El abuelo vio eso con buenos ojos. Además, decía que el colegio de Chía era muy bueno. Mamá no quiso hacerlo porque le parecía que no podíamos seguir de colegio en colegio –algo que ya entenderán más adelante. Acabó su vida pública siendo concejal de ese municipio. Durante sus últimos años de vida tuvo taedium vitae (cansancio de vivir), por lo que no veía casi a nadie. Murió a los 84 años en enero de 1990. La abuela Berta murió de anciana a los 98 años en agosto de 2007.

Ese día, llegó a la iglesia una avanzada de la Presidencia porque el presidente Uribe asistiría a la misma. Mi hermana Juanita, que tiene un temperamento duro y, siempre ha hablado con claridad, les informó que Uribe no tendría asiento en la primera fila, pues, ciertamente, a la familia nunca le gustó Uribe. Se sentaron en primera fila los familiares y dos expresidentes (César Gaviria y Belisario Betancur).

Uribe tuvo que sentarse en las sillas traseras. Eso, por supuesto, fue la comidilla en Bogotá, pues nadie –hasta entonces– se había atrevido a hacerle un desplante así al presidente. En mi familia nunca quisimos a Uribe y eso quedó claro en el sepelio de la abuela. Yo, por encontrarme en Canadá, no pude venir a despedir a la abuela que tanto quise (y aún quiero). A pesar de haber sido dos veces primera dama, su ataúd estaba cubierto con la bandera de Chile que llevó el embajador de ese país. Siempre tuvo a su país de origen en el corazón.

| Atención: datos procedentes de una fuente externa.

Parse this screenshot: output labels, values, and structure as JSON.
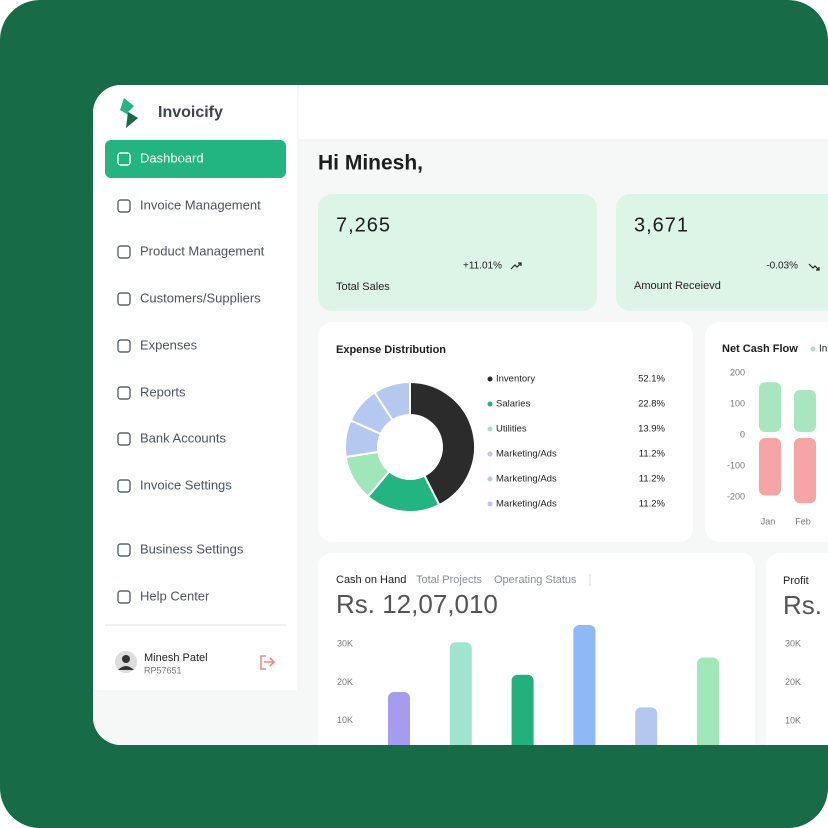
{
  "brand": "Invoicify",
  "nav": [
    "Dashboard",
    "Invoice Management",
    "Product Management",
    "Customers/Suppliers",
    "Expenses",
    "Reports",
    "Bank Accounts",
    "Invoice Settings",
    "Business Settings",
    "Help Center"
  ],
  "user": {
    "name": "Minesh Patel",
    "id": "RP57651"
  },
  "greeting": "Hi Minesh,",
  "stats": [
    {
      "value": "7,265",
      "change": "+11.01%",
      "label": "Total Sales"
    },
    {
      "value": "3,671",
      "change": "-0.03%",
      "label": "Amount Receievd"
    }
  ],
  "chart_data": [
    {
      "type": "donut",
      "title": "Expense Distribution",
      "categories": [
        "Inventory",
        "Salaries",
        "Utilities",
        "Marketing/Ads",
        "Marketing/Ads",
        "Marketing/Ads"
      ],
      "values": [
        52.1,
        22.8,
        13.9,
        11.2,
        11.2,
        11.2
      ],
      "value_labels": [
        "52.1%",
        "22.8%",
        "13.9%",
        "11.2%",
        "11.2%",
        "11.2%"
      ],
      "colors": [
        "#2b2b2b",
        "#22b582",
        "#9fe7b9",
        "#b4c8f0",
        "#b4c8f0",
        "#b4c8f0"
      ]
    },
    {
      "type": "bar",
      "title": "Net Cash Flow",
      "categories": [
        "Jan",
        "Feb"
      ],
      "series": [
        {
          "name": "In",
          "color": "#a8e6c0",
          "values": [
            170,
            145
          ]
        },
        {
          "color": "#f6a5a5",
          "values": [
            -195,
            -220
          ]
        }
      ],
      "ylim": [
        -200,
        200
      ],
      "yticks": [
        200,
        100,
        0,
        -100,
        -200
      ]
    },
    {
      "type": "bar",
      "title": "Cash on Hand",
      "tabs": [
        "Total Projects",
        "Operating Status"
      ],
      "amount": "Rs. 12,07,010",
      "categories": [
        null,
        null,
        null,
        null,
        null,
        null
      ],
      "values": [
        17500,
        30500,
        22000,
        35000,
        13500,
        26500
      ],
      "colors": [
        "#a59cf0",
        "#a0e4cf",
        "#22b07d",
        "#8fb8f7",
        "#b4c8ef",
        "#a0e8ba"
      ],
      "ylim": [
        0,
        35000
      ],
      "yticks": [
        {
          "value": 10000,
          "label": "10K"
        },
        {
          "value": 20000,
          "label": "20K"
        },
        {
          "value": 30000,
          "label": "30K"
        }
      ]
    },
    {
      "type": "line",
      "title": "Profit",
      "amount": "Rs.",
      "ylim": [
        0,
        30000
      ],
      "yticks": [
        {
          "value": 10000,
          "label": "10K"
        },
        {
          "value": 20000,
          "label": "20K"
        },
        {
          "value": 30000,
          "label": "30K"
        }
      ]
    }
  ]
}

Con los nietos Zuleta Lleras eran muy especiales. Tanto así que mis hermanos y yo, en épocas distintas, vivimos en la casa de los abuelos. Los abuelos Lleras fueron sin lugar a dudas el único polo a tierra que mis hermanos y yo tuvimos y tenemos. Y lo digo claramente, porque mis padres, por su personalidad y problemas, no eran siquiera, remotamente, sensatos. La prueba reina de su insensatez fue que se casaron. Años después de separarse, ese matrimonio fue anulado por un tribunal eclesiástico por –decía la sentencia– haber existido vicios del consentimiento por parte de mi padre.

Lo curioso es que, en este proceso, los testigos principales fueron las hermanas de mi papá, mis tías. Los efectos de esa nulidad (y de todas las nulidades de los matrimonios católicos) es que declara que el matrimonio no se consumó. Aun hoy no entiendo esa figura, porque si el matrimonio no se consumó ¿entonces mis hermanos y yo somos hijos del Espíritu Santo? Esas son las “maravillas” de la iglesia católica que dejé hace años, como lo contaré más adelante.

Este es un breve abrebocas de lo que es y fue mi familia. A lo largo de este libro ustedes verán un poco más, o un poco menos, a cerca de cada uno de estos personajes.